Hence, when it comes to simulating such kinds of intelligence which constitutively require embodied factors, simulations that include bodily details may be a viable strategy. Using again our example, if we cannot easily entail through computation the bridge made of ants (unless we introduce ad hoc assumptions) we can alternatively opt for an exploratory simulation to discover the hidden properties of the system, that is, properties non-specified as ex ante hypotheses (cf., Froese & Gallagher 2010; Froese & Ziemke 2009). This requires building some robotic ants that have the morphological features of real ants, and are endowed with the same minimal (cognitive) rules, such as following the chemical signal of the preceding ants.

In this case, we can reasonably expect that we can generate the bridge without relying on ad hoc assumptions. However, we must also expect that the specific bridge coming from such a simulation will present differences to the real one, depending on the similarity of the artificial legs’ features, including their materiality. For instance, if we make robotic ants out of iron, we can reasonably expect the emergence of a larger and more robust bridge, compared to the biological bridge based on real legs, characterized by specific flexibility and resistance.
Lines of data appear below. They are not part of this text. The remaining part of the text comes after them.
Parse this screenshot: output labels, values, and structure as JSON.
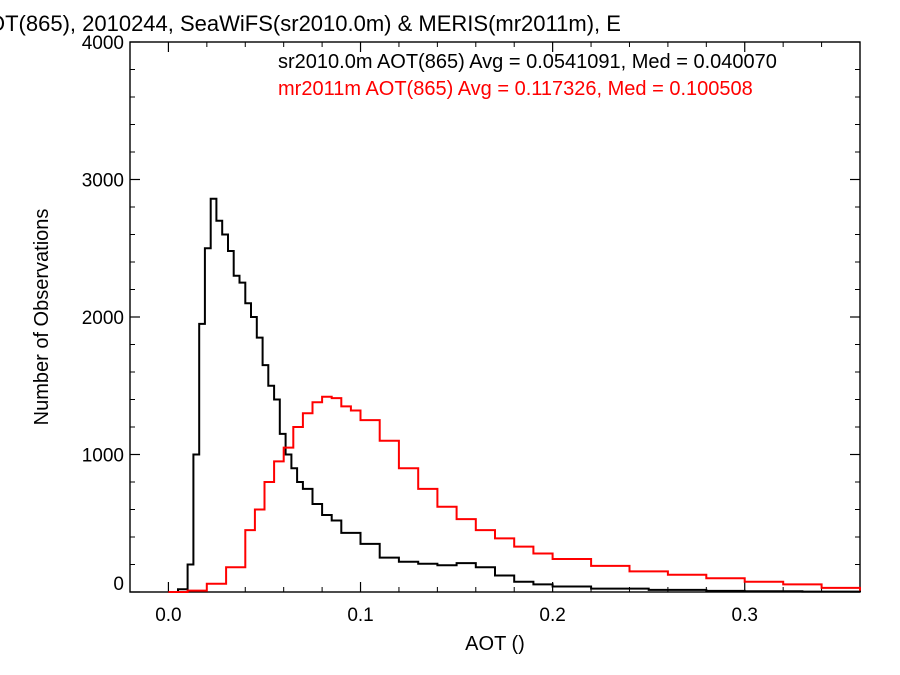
{
  "chart_data": {
    "type": "line",
    "title": "OT(865), 2010244, SeaWiFS(sr2010.0m) & MERIS(mr2011m), E",
    "xlabel": "AOT ()",
    "ylabel": "Number of Observations",
    "xlim": [
      -0.02,
      0.36
    ],
    "ylim": [
      0,
      4000
    ],
    "x_ticks": [
      0.0,
      0.1,
      0.2,
      0.3
    ],
    "x_tick_labels": [
      "0.0",
      "0.1",
      "0.2",
      "0.3"
    ],
    "y_ticks": [
      0,
      1000,
      2000,
      3000,
      4000
    ],
    "y_tick_labels": [
      "0",
      "1000",
      "2000",
      "3000",
      "4000"
    ],
    "grid": false,
    "legend": [
      {
        "text": "sr2010.0m AOT(865) Avg = 0.0541091, Med = 0.040070",
        "color": "#000000"
      },
      {
        "text": "mr2011m AOT(865) Avg = 0.117326, Med = 0.100508",
        "color": "#ff0000"
      }
    ],
    "legend_placement": "top-right",
    "series": [
      {
        "color": "#000000",
        "x": [
          0.0,
          0.005,
          0.01,
          0.013,
          0.016,
          0.019,
          0.022,
          0.025,
          0.028,
          0.031,
          0.034,
          0.037,
          0.04,
          0.043,
          0.046,
          0.049,
          0.052,
          0.055,
          0.058,
          0.061,
          0.064,
          0.067,
          0.07,
          0.075,
          0.08,
          0.085,
          0.09,
          0.1,
          0.11,
          0.12,
          0.13,
          0.14,
          0.15,
          0.16,
          0.17,
          0.18,
          0.19,
          0.2,
          0.22,
          0.25,
          0.28,
          0.3,
          0.33,
          0.36
        ],
        "values": [
          0,
          20,
          200,
          1000,
          1950,
          2500,
          2860,
          2700,
          2600,
          2480,
          2300,
          2250,
          2100,
          2000,
          1850,
          1650,
          1500,
          1400,
          1150,
          1000,
          900,
          800,
          750,
          640,
          560,
          520,
          430,
          350,
          250,
          220,
          205,
          195,
          210,
          180,
          120,
          75,
          55,
          40,
          25,
          15,
          8,
          5,
          3,
          0
        ]
      },
      {
        "color": "#ff0000",
        "x": [
          0.0,
          0.01,
          0.02,
          0.03,
          0.04,
          0.045,
          0.05,
          0.055,
          0.06,
          0.065,
          0.07,
          0.075,
          0.08,
          0.085,
          0.09,
          0.095,
          0.1,
          0.11,
          0.12,
          0.13,
          0.14,
          0.15,
          0.16,
          0.17,
          0.18,
          0.19,
          0.2,
          0.22,
          0.24,
          0.26,
          0.28,
          0.3,
          0.32,
          0.34,
          0.36
        ],
        "values": [
          0,
          10,
          60,
          180,
          450,
          600,
          800,
          950,
          1050,
          1200,
          1300,
          1380,
          1420,
          1410,
          1350,
          1320,
          1250,
          1100,
          900,
          750,
          620,
          530,
          450,
          390,
          330,
          280,
          240,
          190,
          150,
          125,
          100,
          75,
          55,
          30,
          10
        ]
      }
    ]
  }
}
Bio-inspired robotics (Husbands et al. 2021) is consistent with our framework (although we do not articulate, here, which type of embodiment is assumed in specific approaches to robotics). We think that swarm robotics, as a trending domain of research (Bredeche et al. 2018; Brambilla et al. 2013), faces several problems of the kind we are discussing here.Footnote 11

In conclusion, a number of emerging phenomena are not prestatable, even if we limit minimal intelligence to the computational boundary, they require embodied and situated interactions, not subject to entailing laws, in order to come into being. We cannot expect specific types of emergence if we do not add to our model a quantum of complexity and unpredictability that cannot be algorithmically compressed.